I myself was circumcised as an infant, and an inspection of my personal condition reveals that a circumcised penis is rather cute. It has what looks like a knob at the end, and the knob seems to be smiling. It looks like the head of a contented turtle. 
I well remember my shock when, as a six-year-old first grader, I glanced down at the penis of a fellow student as we were peeing into the common urinal at school. There was no cute knob gracing the end of his peepee, as we called it in those days – only an ugly sheath that looked like the neck of a clam. When I got home, I ran to my mother. “Mamma! What’s wrong with X? His peepee looks like a clam neck!” My mother laughed and said I’d understand when I grew up.
Well, I did grow up, and learned not long ago that some circumcised Americans have been suing their parents for subjecting them to genital mutilation when they were infants. That is really stupid, people. The foreskin serves no useful purpose, is aesthetically unappealing, and makes its owner subject not only to infection, but to ridicule by their circumcised brethren. Parents who circumcise their sons should get a medal instead of being sued and disgraced.

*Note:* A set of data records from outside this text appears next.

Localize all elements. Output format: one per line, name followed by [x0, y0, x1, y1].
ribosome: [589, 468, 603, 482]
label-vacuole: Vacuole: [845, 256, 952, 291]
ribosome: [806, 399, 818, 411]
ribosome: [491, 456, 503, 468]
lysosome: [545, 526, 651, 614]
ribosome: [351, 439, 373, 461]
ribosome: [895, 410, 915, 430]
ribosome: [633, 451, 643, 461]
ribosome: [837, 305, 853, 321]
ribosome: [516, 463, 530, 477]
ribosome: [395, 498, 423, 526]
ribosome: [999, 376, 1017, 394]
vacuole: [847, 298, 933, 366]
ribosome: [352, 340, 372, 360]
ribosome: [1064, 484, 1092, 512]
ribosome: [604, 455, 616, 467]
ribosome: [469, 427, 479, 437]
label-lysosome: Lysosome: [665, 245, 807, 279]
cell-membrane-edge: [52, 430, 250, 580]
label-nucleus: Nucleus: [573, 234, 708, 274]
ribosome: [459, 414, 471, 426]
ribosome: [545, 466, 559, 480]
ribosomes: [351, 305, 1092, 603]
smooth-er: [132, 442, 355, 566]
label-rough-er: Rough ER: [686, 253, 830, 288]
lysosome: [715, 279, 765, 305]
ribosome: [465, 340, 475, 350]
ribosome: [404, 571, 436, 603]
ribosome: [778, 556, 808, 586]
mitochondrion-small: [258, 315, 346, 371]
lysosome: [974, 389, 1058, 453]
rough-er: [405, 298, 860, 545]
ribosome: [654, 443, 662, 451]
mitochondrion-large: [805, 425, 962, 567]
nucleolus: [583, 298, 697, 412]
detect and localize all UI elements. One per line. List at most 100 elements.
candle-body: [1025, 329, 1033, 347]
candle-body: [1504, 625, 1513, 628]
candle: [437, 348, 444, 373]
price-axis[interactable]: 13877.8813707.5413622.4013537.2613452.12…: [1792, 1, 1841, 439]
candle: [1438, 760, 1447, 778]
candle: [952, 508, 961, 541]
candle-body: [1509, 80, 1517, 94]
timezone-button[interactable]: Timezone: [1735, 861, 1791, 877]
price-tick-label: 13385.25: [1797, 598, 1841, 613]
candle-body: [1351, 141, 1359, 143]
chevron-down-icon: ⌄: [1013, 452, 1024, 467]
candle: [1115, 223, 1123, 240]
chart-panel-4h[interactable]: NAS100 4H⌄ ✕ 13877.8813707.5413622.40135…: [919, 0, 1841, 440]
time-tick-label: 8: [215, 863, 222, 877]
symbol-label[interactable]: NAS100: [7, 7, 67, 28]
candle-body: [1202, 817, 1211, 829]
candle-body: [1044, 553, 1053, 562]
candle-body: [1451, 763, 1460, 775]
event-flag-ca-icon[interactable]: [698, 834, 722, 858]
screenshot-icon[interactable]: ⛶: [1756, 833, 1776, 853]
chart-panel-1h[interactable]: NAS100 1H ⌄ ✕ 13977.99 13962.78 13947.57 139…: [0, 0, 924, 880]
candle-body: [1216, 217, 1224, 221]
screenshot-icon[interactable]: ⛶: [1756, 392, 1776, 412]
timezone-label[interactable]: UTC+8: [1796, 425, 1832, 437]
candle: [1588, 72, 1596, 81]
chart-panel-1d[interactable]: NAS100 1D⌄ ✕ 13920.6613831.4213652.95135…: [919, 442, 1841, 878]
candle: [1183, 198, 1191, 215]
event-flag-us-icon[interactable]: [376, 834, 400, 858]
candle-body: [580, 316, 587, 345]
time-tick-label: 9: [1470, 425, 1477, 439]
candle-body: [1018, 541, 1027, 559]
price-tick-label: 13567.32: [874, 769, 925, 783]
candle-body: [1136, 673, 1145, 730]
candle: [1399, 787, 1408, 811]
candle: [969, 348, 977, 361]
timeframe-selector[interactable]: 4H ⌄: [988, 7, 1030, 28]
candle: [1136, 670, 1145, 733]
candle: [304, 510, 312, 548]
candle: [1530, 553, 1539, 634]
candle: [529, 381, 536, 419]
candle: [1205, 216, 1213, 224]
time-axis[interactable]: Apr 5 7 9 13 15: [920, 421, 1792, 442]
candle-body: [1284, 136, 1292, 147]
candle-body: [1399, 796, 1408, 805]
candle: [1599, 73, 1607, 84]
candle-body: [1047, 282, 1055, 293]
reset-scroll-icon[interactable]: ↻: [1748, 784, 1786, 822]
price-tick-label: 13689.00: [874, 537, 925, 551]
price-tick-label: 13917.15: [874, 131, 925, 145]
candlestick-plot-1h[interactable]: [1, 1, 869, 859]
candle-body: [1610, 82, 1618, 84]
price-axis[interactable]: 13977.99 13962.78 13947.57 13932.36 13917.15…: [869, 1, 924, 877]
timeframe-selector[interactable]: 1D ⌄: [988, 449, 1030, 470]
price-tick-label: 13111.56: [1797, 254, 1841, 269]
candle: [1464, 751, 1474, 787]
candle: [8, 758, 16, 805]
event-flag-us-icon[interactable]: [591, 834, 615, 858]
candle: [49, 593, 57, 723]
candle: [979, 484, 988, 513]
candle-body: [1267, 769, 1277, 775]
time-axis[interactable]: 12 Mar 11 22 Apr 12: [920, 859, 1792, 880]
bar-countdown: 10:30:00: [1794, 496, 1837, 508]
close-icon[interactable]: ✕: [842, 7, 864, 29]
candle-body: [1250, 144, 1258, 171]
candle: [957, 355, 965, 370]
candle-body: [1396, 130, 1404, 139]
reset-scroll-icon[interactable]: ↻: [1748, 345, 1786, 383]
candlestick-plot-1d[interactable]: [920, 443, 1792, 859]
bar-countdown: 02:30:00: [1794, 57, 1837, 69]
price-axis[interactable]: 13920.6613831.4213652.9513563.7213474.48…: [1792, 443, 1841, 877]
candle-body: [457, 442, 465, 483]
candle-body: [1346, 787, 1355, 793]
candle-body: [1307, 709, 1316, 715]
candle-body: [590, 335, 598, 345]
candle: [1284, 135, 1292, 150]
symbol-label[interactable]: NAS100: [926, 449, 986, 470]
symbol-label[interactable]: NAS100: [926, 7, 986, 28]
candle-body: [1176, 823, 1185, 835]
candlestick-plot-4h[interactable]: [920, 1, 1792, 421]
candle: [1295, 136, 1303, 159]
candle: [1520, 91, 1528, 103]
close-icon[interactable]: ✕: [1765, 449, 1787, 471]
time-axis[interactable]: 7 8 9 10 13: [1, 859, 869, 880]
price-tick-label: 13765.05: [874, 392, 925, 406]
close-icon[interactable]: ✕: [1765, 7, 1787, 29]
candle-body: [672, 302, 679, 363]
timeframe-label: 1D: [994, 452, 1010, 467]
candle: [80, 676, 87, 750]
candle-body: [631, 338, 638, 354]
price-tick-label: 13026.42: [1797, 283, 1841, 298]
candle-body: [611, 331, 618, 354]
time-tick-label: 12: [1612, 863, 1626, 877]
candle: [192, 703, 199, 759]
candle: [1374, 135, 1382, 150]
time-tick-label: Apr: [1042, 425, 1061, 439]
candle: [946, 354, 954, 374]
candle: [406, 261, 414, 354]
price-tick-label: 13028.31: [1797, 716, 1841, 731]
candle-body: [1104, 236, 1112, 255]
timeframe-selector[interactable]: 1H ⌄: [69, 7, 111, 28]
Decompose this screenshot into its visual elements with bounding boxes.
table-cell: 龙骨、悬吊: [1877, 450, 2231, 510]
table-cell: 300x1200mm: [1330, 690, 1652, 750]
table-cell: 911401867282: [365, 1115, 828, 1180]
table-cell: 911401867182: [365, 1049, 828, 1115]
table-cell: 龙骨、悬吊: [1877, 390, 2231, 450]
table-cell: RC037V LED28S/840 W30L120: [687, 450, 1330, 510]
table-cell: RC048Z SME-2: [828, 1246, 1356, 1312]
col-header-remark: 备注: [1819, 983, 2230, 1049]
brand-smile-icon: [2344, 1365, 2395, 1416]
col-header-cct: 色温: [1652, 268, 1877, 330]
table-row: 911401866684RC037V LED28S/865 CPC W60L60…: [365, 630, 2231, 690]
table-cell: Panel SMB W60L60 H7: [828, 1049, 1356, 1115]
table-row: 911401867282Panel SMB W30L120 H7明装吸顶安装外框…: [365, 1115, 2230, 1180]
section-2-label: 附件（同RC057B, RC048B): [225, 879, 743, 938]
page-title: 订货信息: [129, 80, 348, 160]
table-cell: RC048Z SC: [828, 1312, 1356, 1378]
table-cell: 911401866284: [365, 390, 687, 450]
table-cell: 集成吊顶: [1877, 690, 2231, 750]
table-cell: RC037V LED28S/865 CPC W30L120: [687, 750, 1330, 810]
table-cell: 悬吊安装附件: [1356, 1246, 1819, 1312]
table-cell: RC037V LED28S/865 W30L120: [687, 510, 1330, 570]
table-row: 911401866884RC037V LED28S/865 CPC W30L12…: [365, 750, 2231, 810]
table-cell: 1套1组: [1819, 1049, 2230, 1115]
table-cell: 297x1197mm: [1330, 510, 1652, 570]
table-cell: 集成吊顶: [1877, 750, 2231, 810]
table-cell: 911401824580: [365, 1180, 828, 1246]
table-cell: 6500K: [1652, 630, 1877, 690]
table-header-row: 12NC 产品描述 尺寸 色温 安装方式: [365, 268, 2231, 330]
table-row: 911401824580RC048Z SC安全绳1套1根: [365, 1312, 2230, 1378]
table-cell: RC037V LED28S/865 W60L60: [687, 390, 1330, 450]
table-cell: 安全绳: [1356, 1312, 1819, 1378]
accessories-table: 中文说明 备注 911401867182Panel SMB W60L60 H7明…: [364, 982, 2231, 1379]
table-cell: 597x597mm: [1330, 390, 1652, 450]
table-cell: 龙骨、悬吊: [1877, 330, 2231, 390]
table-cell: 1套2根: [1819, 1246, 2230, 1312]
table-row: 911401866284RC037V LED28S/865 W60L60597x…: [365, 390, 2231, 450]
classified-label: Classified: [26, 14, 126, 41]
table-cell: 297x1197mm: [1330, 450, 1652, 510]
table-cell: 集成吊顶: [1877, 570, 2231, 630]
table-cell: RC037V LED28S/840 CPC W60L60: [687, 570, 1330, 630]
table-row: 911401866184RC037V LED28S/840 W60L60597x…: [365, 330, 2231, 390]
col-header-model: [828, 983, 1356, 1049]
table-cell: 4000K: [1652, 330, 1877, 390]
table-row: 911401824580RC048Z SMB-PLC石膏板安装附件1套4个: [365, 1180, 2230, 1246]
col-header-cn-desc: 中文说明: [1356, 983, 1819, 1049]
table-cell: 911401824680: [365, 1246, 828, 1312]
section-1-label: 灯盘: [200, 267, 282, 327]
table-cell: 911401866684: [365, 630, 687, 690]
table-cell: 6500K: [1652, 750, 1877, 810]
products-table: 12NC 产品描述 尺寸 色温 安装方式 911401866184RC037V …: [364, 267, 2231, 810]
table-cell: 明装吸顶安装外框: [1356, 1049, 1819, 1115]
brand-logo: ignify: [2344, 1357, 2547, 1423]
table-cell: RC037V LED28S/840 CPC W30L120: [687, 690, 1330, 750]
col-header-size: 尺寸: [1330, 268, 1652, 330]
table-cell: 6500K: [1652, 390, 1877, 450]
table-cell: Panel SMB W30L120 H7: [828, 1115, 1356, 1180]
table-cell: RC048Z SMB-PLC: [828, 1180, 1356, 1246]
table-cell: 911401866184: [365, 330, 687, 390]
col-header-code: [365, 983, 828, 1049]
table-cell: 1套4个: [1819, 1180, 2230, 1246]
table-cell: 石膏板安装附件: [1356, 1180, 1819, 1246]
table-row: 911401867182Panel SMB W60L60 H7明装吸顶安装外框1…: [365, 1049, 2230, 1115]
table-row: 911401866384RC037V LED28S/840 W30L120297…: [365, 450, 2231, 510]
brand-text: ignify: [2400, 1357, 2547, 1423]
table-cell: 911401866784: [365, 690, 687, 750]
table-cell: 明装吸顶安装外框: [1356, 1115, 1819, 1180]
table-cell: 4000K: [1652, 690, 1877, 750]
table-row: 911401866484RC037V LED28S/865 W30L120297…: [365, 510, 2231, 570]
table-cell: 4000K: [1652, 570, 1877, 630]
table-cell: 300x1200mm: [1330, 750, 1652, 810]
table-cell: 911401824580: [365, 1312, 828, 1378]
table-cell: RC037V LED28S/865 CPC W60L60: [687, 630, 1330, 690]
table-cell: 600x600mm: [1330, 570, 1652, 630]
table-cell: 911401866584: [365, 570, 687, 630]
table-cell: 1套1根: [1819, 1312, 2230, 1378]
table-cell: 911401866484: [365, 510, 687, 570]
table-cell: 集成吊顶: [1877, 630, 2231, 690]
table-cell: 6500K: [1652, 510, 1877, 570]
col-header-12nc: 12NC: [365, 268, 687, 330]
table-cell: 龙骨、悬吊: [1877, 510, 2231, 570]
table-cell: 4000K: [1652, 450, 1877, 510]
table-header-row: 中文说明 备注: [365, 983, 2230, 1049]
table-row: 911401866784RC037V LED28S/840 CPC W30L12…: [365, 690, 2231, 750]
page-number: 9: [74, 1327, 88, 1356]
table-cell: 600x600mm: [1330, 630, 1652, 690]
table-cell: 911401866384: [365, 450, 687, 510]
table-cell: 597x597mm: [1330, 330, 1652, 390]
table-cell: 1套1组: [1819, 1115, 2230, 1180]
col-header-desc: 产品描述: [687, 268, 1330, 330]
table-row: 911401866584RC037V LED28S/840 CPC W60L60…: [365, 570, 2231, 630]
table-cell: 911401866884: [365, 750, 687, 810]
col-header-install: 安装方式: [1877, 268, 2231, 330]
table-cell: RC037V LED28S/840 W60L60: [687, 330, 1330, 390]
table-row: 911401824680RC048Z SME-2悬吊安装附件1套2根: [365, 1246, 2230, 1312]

But I digress. My point is the cultural inappropriateness of marketing circumcised phallic symbols in a land where most citizens are uncircumcised. Perhaps this is part of the insidious global conspiracy that JC Wilcox is always foaming about.
At any rate, I suggest that the Culture Ministry should mandate that all phallic symbols on sale in Thailand must be reconfigured to mirror the Thai reality rather than to slavishly ape a foreign custom. Properly publicised and marketed, uncircumcised phallic symbols can become the perfect emblem of the New Thailand currently taking shape under the benign guidance of our beloved (and elected!) prime minister.